如何流式传输补全

2022年9月2日
在 Github 中打开

默认情况下,当您从 OpenAI 请求补全时,整个补全内容会在发送回单个响应之前生成。

如果您正在生成较长的补全,等待响应可能需要几秒钟。

为了更快地获得响应,您可以“流式传输”补全内容,因为它正在生成。这允许您在完整补全完成之前开始打印或处理补全的开头部分。

要流式传输补全,请在调用聊天补全或补全端点时设置 stream=True。这将返回一个对象,该对象以 仅数据服务器发送事件 的形式流式返回响应。从 delta 字段而不是 message 字段中提取块。

缺点

请注意,在生产应用程序中使用 stream=True 会使审核补全内容变得更加困难,因为部分补全可能更难评估。 这可能对批准的使用场景产生影响。

示例代码

下面,此 notebook 展示了

  1. 典型的聊天补全响应是什么样的
  2. 流式聊天补全响应是什么样的
  3. 通过流式传输聊天补全节省了多少时间
  4. 如何获取流式聊天补全响应的 token 使用数据
# !pip install openai
# imports
import time  # for measuring time duration of API calls
from openai import OpenAI
import os
client = OpenAI(api_key=os.environ.get("OPENAI_API_KEY", "<your OpenAI API key if not set as env var>"))
# Example of an OpenAI ChatCompletion request
# https://platform.openai.com/docs/guides/text-generation/chat-completions-api

# record the time before the request is sent
start_time = time.time()

# send a ChatCompletion request to count to 100
response = client.chat.completions.create(
    model='gpt-4o-mini',
    messages=[
        {'role': 'user', 'content': 'Count to 100, with a comma between each number and no newlines.
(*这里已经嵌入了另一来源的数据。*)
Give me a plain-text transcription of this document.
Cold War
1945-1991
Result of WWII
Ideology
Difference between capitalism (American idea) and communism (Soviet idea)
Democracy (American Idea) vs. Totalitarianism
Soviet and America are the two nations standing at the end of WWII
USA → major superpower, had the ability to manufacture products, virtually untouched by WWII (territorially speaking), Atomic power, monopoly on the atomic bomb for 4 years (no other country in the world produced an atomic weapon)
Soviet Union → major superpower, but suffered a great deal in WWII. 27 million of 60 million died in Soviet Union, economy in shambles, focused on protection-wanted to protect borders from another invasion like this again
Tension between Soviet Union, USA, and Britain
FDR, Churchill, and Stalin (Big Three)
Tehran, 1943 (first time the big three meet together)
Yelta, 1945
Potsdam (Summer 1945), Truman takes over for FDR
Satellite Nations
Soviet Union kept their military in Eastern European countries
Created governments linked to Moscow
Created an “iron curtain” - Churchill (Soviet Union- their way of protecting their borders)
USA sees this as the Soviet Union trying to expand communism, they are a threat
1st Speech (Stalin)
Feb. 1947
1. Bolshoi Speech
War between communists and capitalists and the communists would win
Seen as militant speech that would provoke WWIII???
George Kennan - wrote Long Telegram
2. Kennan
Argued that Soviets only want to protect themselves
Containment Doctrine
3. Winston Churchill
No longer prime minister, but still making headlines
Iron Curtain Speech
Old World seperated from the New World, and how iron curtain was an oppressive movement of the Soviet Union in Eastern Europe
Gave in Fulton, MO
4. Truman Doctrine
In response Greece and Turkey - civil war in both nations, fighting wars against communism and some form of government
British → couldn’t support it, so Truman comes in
E.g., 1, 2, 3, ...'}
    ],
    temperature=0,
)
# calculate the time it took to receive the response
response_time = time.time() - start_time

# print the time delay and text received
print(f"Full response received {response_time:.2f} seconds after request")
print(f"Full response received:\n{response}")
Full response received 1.88 seconds after request
Full response received:
ChatCompletion(id='chatcmpl-9lMgdoiMfxVHPDNVCtvXuTWcQ2GGb', choices=[Choice(finish_reason='stop', index=0, logprobs=None, message=ChatCompletionMessage(content='1, 2, 3, 4, 5, 6, 7, 8, 9, 10, 11, 12, 13, 14, 15, 16, 17, 18, 19, 20, 21, 22, 23, 24, 25, 26, 27, 28, 29, 30, 31, 32, 33, 34, 35, 36, 37, 38, 39, 40, 41, 42, 43, 44, 45, 46, 47, 48, 49, 50, 51, 52, 53, 54, 55, 56, 57, 58, 59, 60, 61, 62, 63, 64, 65, 66, 67, 68, 69, 70, 71, 72, 73, 74, 75, 76, 77, 78, 79, 80, 81, 82, 83, 84, 85, 86, 87, 88, 89, 90, 91, 92, 93, 94, 95, 96, 97, 98, 99, 100', role='assistant', function_call=None, tool_calls=None))], created=1721075651, model='gpt-july-test', object='chat.completion', system_fingerprint='fp_e9b8ed65d2', usage=CompletionUsage(completion_tokens=298, prompt_tokens=36, total_tokens=334))

可以使用 response.choices[0].message 提取回复。

可以使用 response.choices[0].message.content 提取回复的内容。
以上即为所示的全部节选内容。